Числом пи заинтересовался и какой-то пока мало кому известный ученый – Альберт Эйнштейн… В научном мире все только и говорят о его последних исследованиях. О нем мало что пока знают, известно лишь, что он, кажется, разработал общую теорию относительности, но как-то трудно пока это осознать… Странен и непривычен этот его четырехмерный мир: к ширине, глубине и высоте он добавил еще и… время. Так, значит, все-таки оно живое – Время.
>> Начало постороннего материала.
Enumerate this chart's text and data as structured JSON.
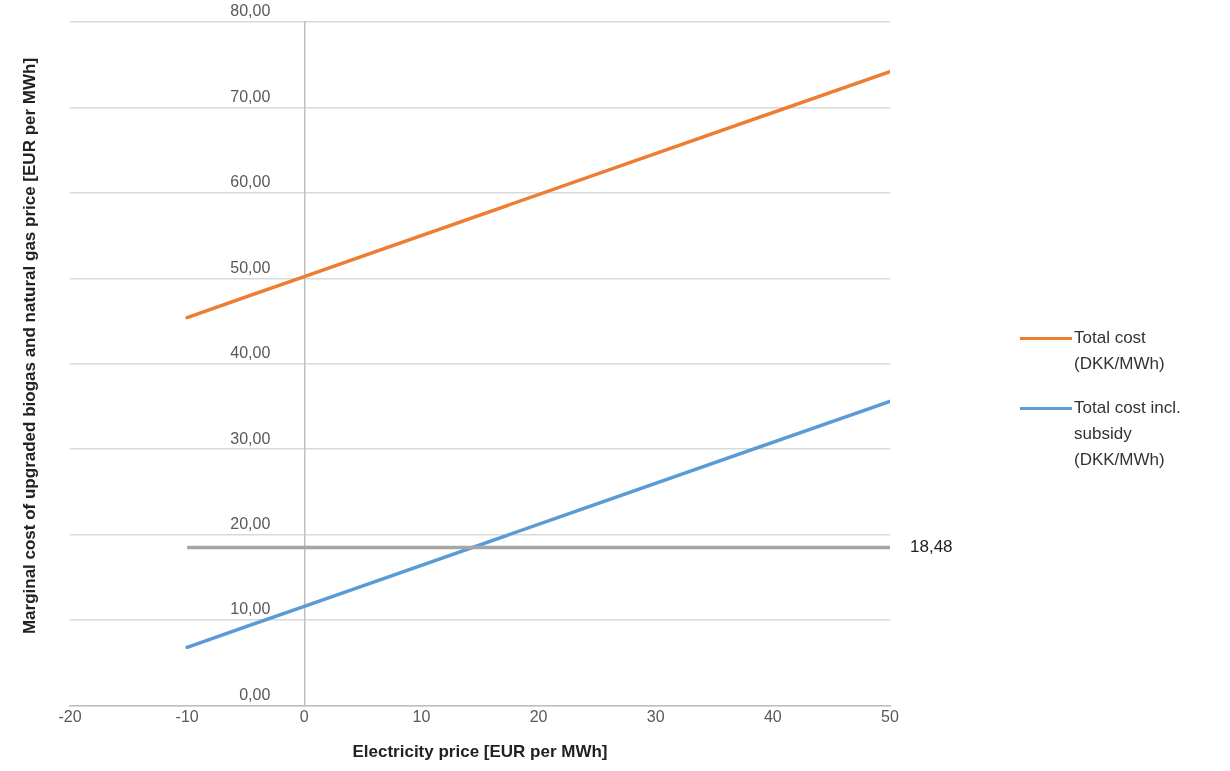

И вообще, если все в мире относительно, то нет ничего прочного, следовательно, призрачно все, зыбко вокруг. Как найти абсолютную истину? Или нет в этом мире абсолютных истин? А во что же можно верить? И кому тогда нужно верить?
Все, что можно было изобрести, уже изобретено – или не все? Сводящий с ума вал открытий и новшеств. Все только и делают, что телефонируют друг другу. Все повально слушают радио. Накрывает с головой вал Нобелевских премий за изобретения, литературный талант, борьбу за мир – их получают писатели, ученые, главы государств и правительств.
Нет! Как-то странно это все, зыбко, непривычно… Сбивает с толку, обескураживает.